Sunday Sermonizing: A Theology of Ecology
Two words that inspire a menagerie of emotion and political opinion, passion and poo-pooing.
It is a fact that our planet's climate is changing. It seems like much of the argument is about who’s at fault.
Some point to the earth herself. There’s a melt off that’s been happening for the past 10,000 years. Greenhouse gas is caused by things like volcanos and cows and naturally occurring forest fires. Big ice melts faster than small ice. Nature will correct herself.
Some lay the blame at the feet of humans. Fossil fuels and capitalism, the food industry and our oil-hungry economy.
Here’s the thing. I’ve spent the past week in Alaska. And while climate change is evident everywhere (increasingly stupid-hot summers and stronger, more frequent hurricanes), I’m not sure I’ve ever been anyplace where climate change is more evident.
The glaciers are melting.
And they will not come back until we are thrust into another ice age.
We were on a glacier cruise this week, getting within a couple of football fields from an actively calving glacier. It was an awesome moment. Glaciers are both incredibly beautiful and scary as hell. It’s a massive, ancient, moving river of ice. This glacier is one of the most elemental things I’ve ever witnessed. It is up there with a full solar eclipse as one of the most astounding things I’ve seen in nature. As we were watching massive chunks of ice fall into the water and listening to the ominous popping and cracking glaciers make as they creep to the sea, I was talking with one of the crew members.
She said this very glacier we were looking at had shrunk by about a half-mile.
In this season.
The captain on the other boat was on his first trip to this particular glacier and radioed our crew with a lament.
“What happened to her?”
Climate change is something people in Alaska see every day. They don’t just read about it in Wall Street Journal articles. There are glaciers visible today that will not be here for the next generation.
Christians need a better theology of ecology.
Our first job was to be stewards of the ground.
We need to do better.
Climate change is an issue.

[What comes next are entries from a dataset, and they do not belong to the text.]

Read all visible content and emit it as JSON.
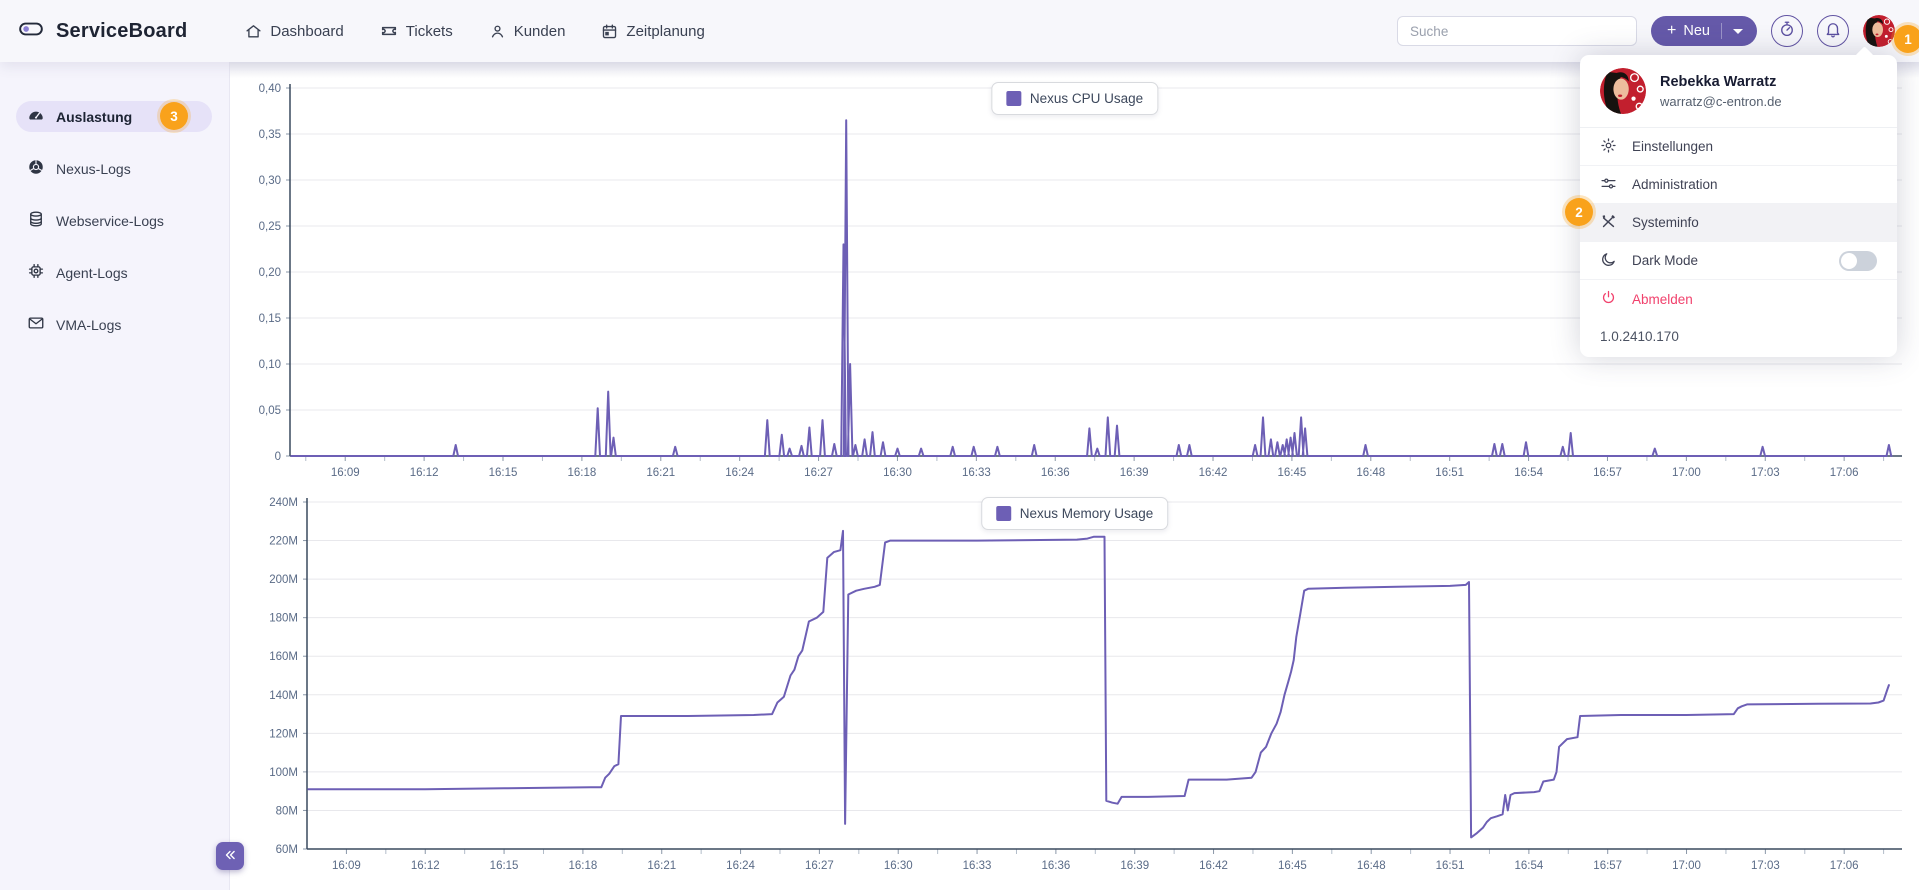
{
  "app": {
    "title": "ServiceBoard"
  },
  "header": {
    "nav": [
      {
        "label": "Dashboard",
        "icon": "home-icon"
      },
      {
        "label": "Tickets",
        "icon": "ticket-icon"
      },
      {
        "label": "Kunden",
        "icon": "person-icon"
      },
      {
        "label": "Zeitplanung",
        "icon": "calendar-icon"
      }
    ],
    "search": {
      "placeholder": "Suche"
    },
    "new_button": {
      "plus": "+",
      "label": "Neu"
    }
  },
  "sidebar": {
    "items": [
      {
        "label": "Auslastung",
        "icon": "gauge-icon",
        "active": true,
        "badge": "3"
      },
      {
        "label": "Nexus-Logs",
        "icon": "globe-icon"
      },
      {
        "label": "Webservice-Logs",
        "icon": "database-icon"
      },
      {
        "label": "Agent-Logs",
        "icon": "chip-icon"
      },
      {
        "label": "VMA-Logs",
        "icon": "envelope-icon"
      }
    ]
  },
  "user_menu": {
    "name": "Rebekka Warratz",
    "email": "warratz@c-entron.de",
    "items": [
      {
        "label": "Einstellungen",
        "icon": "gear-icon"
      },
      {
        "label": "Administration",
        "icon": "sliders-icon"
      },
      {
        "label": "Systeminfo",
        "icon": "tools-icon",
        "highlighted": true
      },
      {
        "label": "Dark Mode",
        "icon": "moon-icon",
        "toggle_state": "off"
      },
      {
        "label": "Abmelden",
        "icon": "power-icon",
        "danger": true
      }
    ],
    "version": "1.0.2410.170"
  },
  "annotations": [
    {
      "number": "1"
    },
    {
      "number": "2"
    },
    {
      "number": "3"
    }
  ],
  "colors": {
    "accent_purple": "#6559a9",
    "line_purple": "#6d5fb5",
    "badge_orange": "#f9a21b",
    "danger_red": "#f1416c",
    "sidebar_active_bg": "#e6e2f8"
  },
  "chart_data": [
    {
      "type": "line",
      "legend": "Nexus CPU Usage",
      "series_color": "#6d5fb5",
      "x_unit": "time of day, minutes after 16:00",
      "xlim": [
        6.9,
        68.2
      ],
      "x_tick_minutes": [
        9,
        12,
        15,
        18,
        21,
        24,
        27,
        30,
        33,
        36,
        39,
        42,
        45,
        48,
        51,
        54,
        57,
        60,
        63,
        66
      ],
      "x_tick_labels": [
        "16:09",
        "16:12",
        "16:15",
        "16:18",
        "16:21",
        "16:24",
        "16:27",
        "16:30",
        "16:33",
        "16:36",
        "16:39",
        "16:42",
        "16:45",
        "16:48",
        "16:51",
        "16:54",
        "16:57",
        "17:00",
        "17:03",
        "17:06"
      ],
      "ylim": [
        0,
        0.4
      ],
      "y_ticks": [
        {
          "v": 0.0,
          "label": "0"
        },
        {
          "v": 0.05,
          "label": "0,05"
        },
        {
          "v": 0.1,
          "label": "0,10"
        },
        {
          "v": 0.15,
          "label": "0,15"
        },
        {
          "v": 0.2,
          "label": "0,20"
        },
        {
          "v": 0.25,
          "label": "0,25"
        },
        {
          "v": 0.3,
          "label": "0,30"
        },
        {
          "v": 0.35,
          "label": "0,35"
        },
        {
          "v": 0.4,
          "label": "0,40"
        }
      ],
      "baseline": 0,
      "x_data_range": [
        6.95,
        67.8
      ],
      "spikes": [
        [
          13.2,
          0.012
        ],
        [
          18.6,
          0.052
        ],
        [
          19.0,
          0.07
        ],
        [
          19.2,
          0.02
        ],
        [
          21.55,
          0.01
        ],
        [
          25.05,
          0.039
        ],
        [
          25.6,
          0.023
        ],
        [
          25.9,
          0.008
        ],
        [
          26.35,
          0.011
        ],
        [
          26.65,
          0.031
        ],
        [
          27.15,
          0.039
        ],
        [
          27.6,
          0.013
        ],
        [
          27.95,
          0.23
        ],
        [
          28.05,
          0.365
        ],
        [
          28.2,
          0.1
        ],
        [
          28.4,
          0.012
        ],
        [
          28.75,
          0.018
        ],
        [
          29.05,
          0.026
        ],
        [
          29.45,
          0.015
        ],
        [
          30.0,
          0.008
        ],
        [
          30.9,
          0.008
        ],
        [
          32.1,
          0.01
        ],
        [
          32.9,
          0.01
        ],
        [
          33.8,
          0.01
        ],
        [
          35.2,
          0.012
        ],
        [
          37.3,
          0.03
        ],
        [
          37.6,
          0.008
        ],
        [
          38.0,
          0.042
        ],
        [
          38.35,
          0.033
        ],
        [
          40.7,
          0.012
        ],
        [
          41.1,
          0.012
        ],
        [
          43.6,
          0.012
        ],
        [
          43.9,
          0.042
        ],
        [
          44.2,
          0.018
        ],
        [
          44.45,
          0.015
        ],
        [
          44.65,
          0.012
        ],
        [
          44.8,
          0.018
        ],
        [
          44.95,
          0.02
        ],
        [
          45.1,
          0.025
        ],
        [
          45.35,
          0.042
        ],
        [
          45.5,
          0.03
        ],
        [
          47.8,
          0.012
        ],
        [
          52.7,
          0.013
        ],
        [
          53.0,
          0.013
        ],
        [
          53.9,
          0.015
        ],
        [
          55.3,
          0.01
        ],
        [
          55.6,
          0.025
        ],
        [
          58.8,
          0.008
        ],
        [
          62.9,
          0.01
        ],
        [
          67.7,
          0.012
        ]
      ]
    },
    {
      "type": "line",
      "legend": "Nexus Memory Usage",
      "series_color": "#6d5fb5",
      "x_unit": "time of day, minutes after 16:00",
      "xlim": [
        7.5,
        68.2
      ],
      "x_tick_minutes": [
        9,
        12,
        15,
        18,
        21,
        24,
        27,
        30,
        33,
        36,
        39,
        42,
        45,
        48,
        51,
        54,
        57,
        60,
        63,
        66
      ],
      "x_tick_labels": [
        "16:09",
        "16:12",
        "16:15",
        "16:18",
        "16:21",
        "16:24",
        "16:27",
        "16:30",
        "16:33",
        "16:36",
        "16:39",
        "16:42",
        "16:45",
        "16:48",
        "16:51",
        "16:54",
        "16:57",
        "17:00",
        "17:03",
        "17:06"
      ],
      "ylim": [
        60,
        240
      ],
      "y_unit": "MB",
      "y_ticks": [
        {
          "v": 60,
          "label": "60M"
        },
        {
          "v": 80,
          "label": "80M"
        },
        {
          "v": 100,
          "label": "100M"
        },
        {
          "v": 120,
          "label": "120M"
        },
        {
          "v": 140,
          "label": "140M"
        },
        {
          "v": 160,
          "label": "160M"
        },
        {
          "v": 180,
          "label": "180M"
        },
        {
          "v": 200,
          "label": "200M"
        },
        {
          "v": 220,
          "label": "220M"
        },
        {
          "v": 240,
          "label": "240M"
        }
      ],
      "points": [
        [
          7.55,
          91
        ],
        [
          12,
          91
        ],
        [
          15,
          91.5
        ],
        [
          18.3,
          92
        ],
        [
          18.7,
          92
        ],
        [
          18.85,
          97
        ],
        [
          19.0,
          99
        ],
        [
          19.2,
          103
        ],
        [
          19.35,
          104
        ],
        [
          19.45,
          129
        ],
        [
          22,
          129
        ],
        [
          24.5,
          129.5
        ],
        [
          25.2,
          130
        ],
        [
          25.4,
          136
        ],
        [
          25.65,
          139
        ],
        [
          25.9,
          150
        ],
        [
          26.05,
          153
        ],
        [
          26.2,
          160
        ],
        [
          26.35,
          163
        ],
        [
          26.6,
          178
        ],
        [
          26.9,
          180
        ],
        [
          27.15,
          183
        ],
        [
          27.3,
          211
        ],
        [
          27.55,
          214
        ],
        [
          27.8,
          215
        ],
        [
          27.9,
          225
        ],
        [
          27.98,
          73
        ],
        [
          28.1,
          192
        ],
        [
          28.4,
          194
        ],
        [
          28.7,
          195
        ],
        [
          29.1,
          196
        ],
        [
          29.3,
          197
        ],
        [
          29.5,
          219
        ],
        [
          29.7,
          220
        ],
        [
          33,
          220
        ],
        [
          36.8,
          220.5
        ],
        [
          37.2,
          221
        ],
        [
          37.45,
          222
        ],
        [
          37.85,
          222
        ],
        [
          37.92,
          85
        ],
        [
          38.15,
          84
        ],
        [
          38.35,
          83.5
        ],
        [
          38.5,
          87
        ],
        [
          39.5,
          87
        ],
        [
          40.9,
          87.5
        ],
        [
          41.05,
          96
        ],
        [
          42.5,
          96
        ],
        [
          43.45,
          97
        ],
        [
          43.6,
          100
        ],
        [
          43.8,
          110
        ],
        [
          44.0,
          113
        ],
        [
          44.2,
          120
        ],
        [
          44.4,
          125
        ],
        [
          44.55,
          131
        ],
        [
          44.7,
          140
        ],
        [
          44.85,
          147
        ],
        [
          44.95,
          152
        ],
        [
          45.05,
          158
        ],
        [
          45.15,
          170
        ],
        [
          45.3,
          182
        ],
        [
          45.45,
          194
        ],
        [
          45.6,
          195
        ],
        [
          47,
          195.5
        ],
        [
          49,
          196
        ],
        [
          51,
          196.5
        ],
        [
          51.6,
          197
        ],
        [
          51.72,
          198.5
        ],
        [
          51.8,
          66
        ],
        [
          52.0,
          68
        ],
        [
          52.25,
          71
        ],
        [
          52.4,
          74
        ],
        [
          52.55,
          76
        ],
        [
          52.8,
          77
        ],
        [
          53.0,
          78
        ],
        [
          53.1,
          88
        ],
        [
          53.2,
          80
        ],
        [
          53.3,
          88
        ],
        [
          53.45,
          89
        ],
        [
          54.2,
          89.5
        ],
        [
          54.4,
          90
        ],
        [
          54.55,
          95
        ],
        [
          54.95,
          96
        ],
        [
          55.05,
          100
        ],
        [
          55.15,
          113
        ],
        [
          55.45,
          117
        ],
        [
          55.85,
          118
        ],
        [
          55.95,
          129
        ],
        [
          57.5,
          129.5
        ],
        [
          60,
          129.5
        ],
        [
          61.8,
          130
        ],
        [
          61.95,
          133
        ],
        [
          62.1,
          134
        ],
        [
          62.3,
          135
        ],
        [
          65,
          135.3
        ],
        [
          67.0,
          135.5
        ],
        [
          67.3,
          136
        ],
        [
          67.5,
          137
        ],
        [
          67.65,
          143
        ],
        [
          67.7,
          145
        ]
      ]
    }
  ]
}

It’s a problem leaders around the world will confront.
Jesus-followers should be involved with this conversation, rather than blame-shifting.
It’s true. We can’t do anything about naturally occurring fires and hurricanes and erupting volcanos.
But there are certain things we do have control over. You can love Jesus and the environment. In fact, if you love Jesus you should.
Think about the environment in terms of the Scripture and not your political disposition.
You may find that the Scriptures give you more pause about the earth, sky, and sea than you think.